GluonVertex[{p, mu, a}, {q, nu, b}, {k, la, c}] or GluonVertex[p, mu, a, q, nu, b, k, la, c] yields the 3-gluon vertex.
GluonVertex[{p, mu}, {q, nu}, {k, la}] yields the 3-gluon vertex without color structure and the coupling constant.
GluonVertex[{p, mu, a}, {q, nu, b}, {k, la, c}, {s, si, d}] or GluonVertex[{mu, a}, {nu, b}, {la, c}, {si, d}] or GluonVertex[p, mu, a, q, nu, b, k, la, c , s, si, d] or GluonVertex[mu, a, nu, b, la, c, si, d] yields the 4-gluon vertex.
GV can be used as an abbreviation of GluonVertex.
The dimension and the name of the coupling constant are determined by the options Dimension and CouplingConstant. All momenta are flowing into the vertex.
Overview, GluonPropagator, GluonGhostVertex.
GluonVertex[{p, \[Mu], a}, {q, \[Nu], b}, {r, \[Rho], c}]
Explicit[%]f^{abc} V^{\mu \nu \rho }(p\text{, }q\text{, }r)
g_s f^{abc} \left(g^{\mu \nu } \left(p^{\rho }-q^{\rho }\right)+g^{\mu \rho } \left(r^{\nu }-p^{\nu }\right)+g^{\nu \rho } \left(q^{\mu }-r^{\mu }\right)\right)
GV[{p, \[Mu]}, {q, \[Nu]}, {r, \[Rho]}]
Explicit[%]V^{\mu \nu \rho }(p\text{, }q\text{, }r)

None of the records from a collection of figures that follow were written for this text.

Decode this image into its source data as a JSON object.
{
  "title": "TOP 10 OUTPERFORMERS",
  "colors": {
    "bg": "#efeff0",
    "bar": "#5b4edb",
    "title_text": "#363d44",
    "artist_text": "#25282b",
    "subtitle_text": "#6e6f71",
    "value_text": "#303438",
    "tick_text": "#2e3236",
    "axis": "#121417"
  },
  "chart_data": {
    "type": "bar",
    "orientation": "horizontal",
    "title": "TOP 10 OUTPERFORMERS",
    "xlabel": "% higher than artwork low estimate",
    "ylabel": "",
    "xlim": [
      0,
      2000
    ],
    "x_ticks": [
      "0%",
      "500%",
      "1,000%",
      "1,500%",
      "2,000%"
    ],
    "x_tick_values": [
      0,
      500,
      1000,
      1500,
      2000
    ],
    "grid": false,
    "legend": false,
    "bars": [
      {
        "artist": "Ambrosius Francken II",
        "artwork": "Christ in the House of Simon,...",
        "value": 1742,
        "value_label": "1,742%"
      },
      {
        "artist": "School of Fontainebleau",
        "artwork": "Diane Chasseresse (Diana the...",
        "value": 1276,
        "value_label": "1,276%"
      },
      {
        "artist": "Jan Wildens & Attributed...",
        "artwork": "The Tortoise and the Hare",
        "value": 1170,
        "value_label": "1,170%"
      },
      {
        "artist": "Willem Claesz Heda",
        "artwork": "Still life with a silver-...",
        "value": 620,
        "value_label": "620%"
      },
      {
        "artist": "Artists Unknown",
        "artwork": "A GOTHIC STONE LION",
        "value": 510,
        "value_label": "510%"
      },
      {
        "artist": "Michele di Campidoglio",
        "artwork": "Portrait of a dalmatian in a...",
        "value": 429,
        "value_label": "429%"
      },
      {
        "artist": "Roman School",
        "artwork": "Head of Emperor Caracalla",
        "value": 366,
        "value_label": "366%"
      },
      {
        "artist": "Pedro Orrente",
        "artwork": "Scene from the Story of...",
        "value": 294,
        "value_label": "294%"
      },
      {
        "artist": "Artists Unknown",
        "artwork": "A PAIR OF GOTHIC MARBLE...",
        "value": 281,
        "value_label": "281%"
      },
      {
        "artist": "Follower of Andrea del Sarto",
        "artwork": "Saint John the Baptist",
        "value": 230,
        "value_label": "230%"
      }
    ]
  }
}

g_s \left(g^{\mu \nu } \left(p^{\rho }-q^{\rho }\right)+g^{\mu \rho } \left(r^{\nu }-p^{\nu }\right)+g^{\nu \rho } \left(q^{\mu }-r^{\mu }\right)\right)
GluonVertex[{p, \[Mu], a}, {q, \[Nu], b}, {r, \[Rho], c}, {s, \[Sigma], d}]
Explicit[%]V_{abcd}^{\mu \nu \rho \sigma }(p\text{, }q\text{, }r\text{, }s)
-i g_s^2 \left(f^{ad\text{FCGV}(\text{u19})} f^{bc\text{FCGV}(\text{u19})} \left(g^{\mu \nu } g^{\rho \sigma }-g^{\mu \rho } g^{\nu \sigma }\right)+f^{ac\text{FCGV}(\text{u19})} f^{bd\text{FCGV}(\text{u19})} \left(g^{\mu \nu } g^{\rho \sigma }-g^{\mu \sigma } g^{\nu \rho }\right)+f^{ab\text{FCGV}(\text{u19})} f^{cd\text{FCGV}(\text{u19})} \left(g^{\mu \rho } g^{\nu \sigma }-g^{\mu \sigma } g^{\nu \rho }\right)\right)
GV[{\[Mu], a}, {\[Nu], b}, {\[Rho], c}, {\[Sigma], d}]
Explicit[%]V^{abcd}
-i g_s^2 \left(f^{ad\text{FCGV}(\text{u20})} f^{bc\text{FCGV}(\text{u20})} \left(g^{\mu \nu } g^{\rho \sigma }-g^{\mu \rho } g^{\nu \sigma }\right)+f^{ac\text{FCGV}(\text{u20})} f^{bd\text{FCGV}(\text{u20})} \left(g^{\mu \nu } g^{\rho \sigma }-g^{\mu \sigma } g^{\nu \rho }\right)+f^{ab\text{FCGV}(\text{u20})} f^{cd\text{FCGV}(\text{u20})} \left(g^{\mu \rho } g^{\nu \sigma }-g^{\mu \sigma } g^{\nu \rho }\right)\right)